PARA PERUSAK EKONOMI NEGARA-NEGARA MANGSA
Benarkah sinyalemen John Pilger, Joseph Stiglitz dan masih banyak ekonom AS kenamaan lainnya bahwa hutanglah yang dijadikan instrumen untuk mencengkeram Indonesia ?
Dalam rangka ini, saya kutip buku yang menggemparkan. Buku ini ditulis oleh John Perkins dengan judul : “The Confessions of an Economic Hit man”, atau “Pengakuan oleh seorang Perusak Ekonomi”. Buku ini tercantum dalam New York Times bestseller list selama 7 minggu.
Saya kutip sambil menterjemahkannya ke dalam bahasa Indonesia sebagai berikut.
Halaman 12 : “Saya hanya mengetahui bahwa penugasan pertama saya di Indonesia, dan saya salah seorang dari sebuah tim yang terdiri dari 11 orang yang dikirim untuk menciptakan cetak biru rencana pembangunan pembangkit listrik buat pulau Jawa.”
Halaman 13 : “Saya tahu bahwa saya harus menghasilkan model ekonometrik untuk Indonesia dan Jawa”. “Saya mengetahui bahwa statistik dapat dimanipulasi untuk menghasilkan banyak kesimpulan, termasuk apa yang dikehendaki oleh analis atas dasar statistik yang dibuatnya.”
Halaman 15 : “Pertama-tama saya harus memberikan pembenaran (justification) untuk memberikan hutang yang sangat besar jumlahnya yang akan disalurkan kembali ke MAIN (perusahaan konsultan di mana John Perkins bekerja) dan perusahan-perusahaan Amerika lainnya (seperti Bechtel, Halliburton, Stone & Webster, dan Brown & Root) melalui penjualan proyek-proyek raksasa dalam bidang rekayasa dan konstruksi. Kedua, saya harus membangkrutkan negara yang menerima pinjaman tersebut (tentunya setelah MAIN dan kontraktor Amerika lainnya telah dibayar), agar negara target itu untuk selamanya tercengkeram oleh kreditornya, sehingga negara penghutang (baca : Indonesia) menjadi target yang empuk kalau kami membutuhkan favours, termasuk basis-basis militer, suara di PBB, atau akses pada minyak dan sumber daya alam lainnya.”

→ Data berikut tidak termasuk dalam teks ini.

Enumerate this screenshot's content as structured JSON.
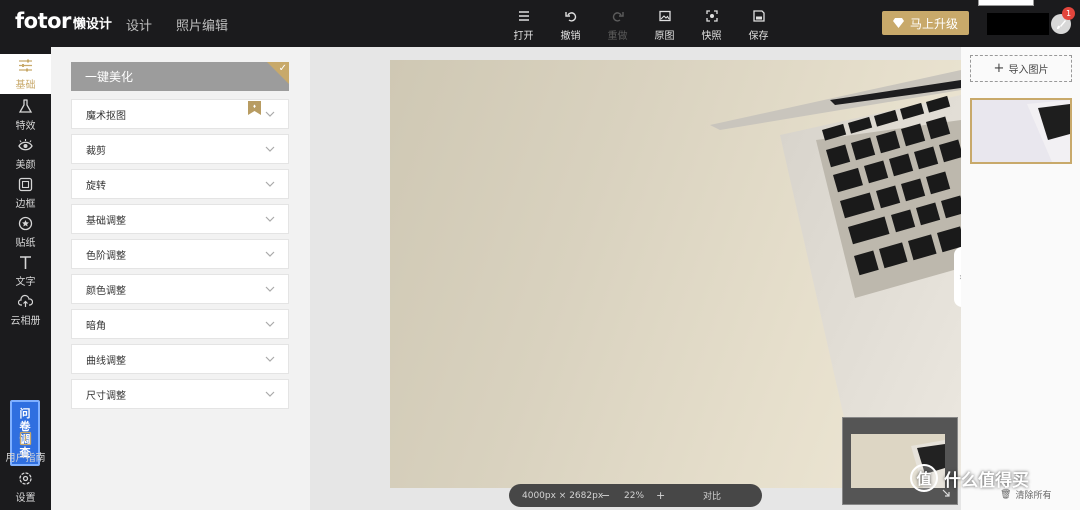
{
  "app": {
    "brand": "fotor",
    "brand_sub": "懒设计",
    "nav": [
      "设计",
      "照片编辑"
    ]
  },
  "toolbar": [
    {
      "label": "打开",
      "icon": "menu-icon",
      "enabled": true
    },
    {
      "label": "撤销",
      "icon": "undo-icon",
      "enabled": true
    },
    {
      "label": "重做",
      "icon": "redo-icon",
      "enabled": false
    },
    {
      "label": "原图",
      "icon": "image-icon",
      "enabled": true
    },
    {
      "label": "快照",
      "icon": "snapshot-icon",
      "enabled": true
    },
    {
      "label": "保存",
      "icon": "save-icon",
      "enabled": true
    }
  ],
  "upgrade_label": "马上升级",
  "notification_count": "1",
  "rail": [
    {
      "label": "基础",
      "icon": "sliders-icon",
      "active": true
    },
    {
      "label": "特效",
      "icon": "flask-icon",
      "active": false
    },
    {
      "label": "美颜",
      "icon": "eye-icon",
      "active": false
    },
    {
      "label": "边框",
      "icon": "frame-icon",
      "active": false
    },
    {
      "label": "贴纸",
      "icon": "sticker-icon",
      "active": false
    },
    {
      "label": "文字",
      "icon": "text-icon",
      "active": false
    },
    {
      "label": "云相册",
      "icon": "cloud-upload-icon",
      "active": false
    }
  ],
  "survey_label": "问卷调查",
  "rail_bottom": [
    {
      "label": "用户指南",
      "icon": "guide-icon"
    },
    {
      "label": "设置",
      "icon": "settings-icon"
    }
  ],
  "panel": {
    "onekey_label": "一键美化",
    "items": [
      "魔术抠图",
      "裁剪",
      "旋转",
      "基础调整",
      "色阶调整",
      "颜色调整",
      "暗角",
      "曲线调整",
      "尺寸调整"
    ]
  },
  "zoom": {
    "dimensions": "4000px × 2682px",
    "minus": "−",
    "level": "22%",
    "plus": "+",
    "compare": "对比"
  },
  "right_panel": {
    "import_label": "导入图片",
    "clear_label": "清除所有"
  },
  "watermark": "什么值得买",
  "colors": {
    "accent": "#c8a96a",
    "topbar": "#1b1b1d",
    "survey": "#2f6fe0"
  }
}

Halaman 15-16 : “Aspek yang harus disembunyikan dari semua proyek tersebut ialah membuat laba sangat besar buat para kontraktor, dan membuat bahagia beberapa gelintir keluarga dari negara-negara penerima hutang yang sudah kaya dan berpengaruh di negaranya masing-masing. Dengan demikian ketergantungan keuangan negara penerima hutang menjadi permanen sebagai instrumen untuk memperoleh kesetiaan dari pemerintah-pemerintah penerima hutang. Maka semakin besar jumlah hutang semakin baik. Kenyataan bahwa beban hutang yang sangat besar menyengsarakan bagian termiskin dari bangsanya dalam bidang kesehatan, pendidikan dan jasa-jasa sosial lainnya selama berpuluh-puluh tahun tidak perlu masuk dalam pertimbangan.”

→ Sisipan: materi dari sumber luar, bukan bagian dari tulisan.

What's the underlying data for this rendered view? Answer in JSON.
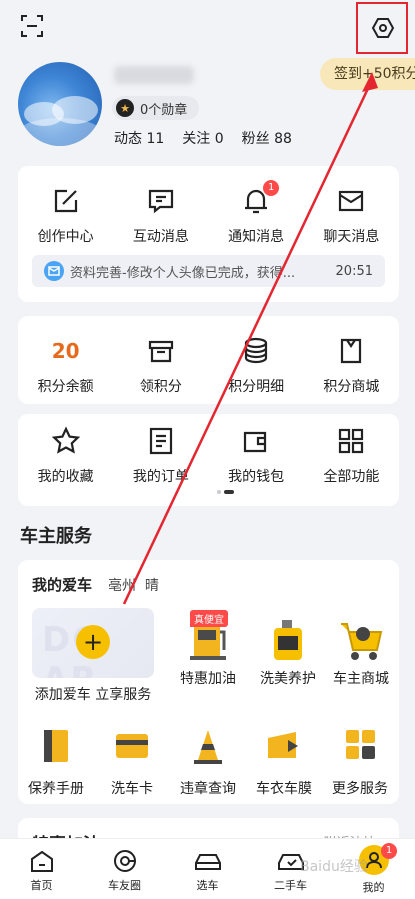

Halaman 15 : “Faktor yang paling menentukan adalah Pendapatan Domestik Bruto (PDB). Proyek yang memberi kontribusi terbesar terhadap pertumbuhan PDB harus dimenangkan. Walaupun hanya satu proyek yang harus dimenangkan, saya harus menunjukkan bahwa membangun proyek yang bersangkutan akan membawa manfaat yang unggul pada pertumbuhan PDB.”
Halaman 16 : “Claudia dan saya mendiskusikan karakteristik dari PDB yang menyesatkan. Misalnya pertumbuhan PDB bisa terjadi walaupun hanya menguntungkan satu orang saja, yaitu yang memiliki perusahaan jasa publik, dengan membebani hutang yang sangat berat buat rakyatnya. Yang kaya menjadi semakin kaya dan yang miskin menjadi semakin miskin. Statistik akan mencatatnya sebagai kemajuan ekonomi.”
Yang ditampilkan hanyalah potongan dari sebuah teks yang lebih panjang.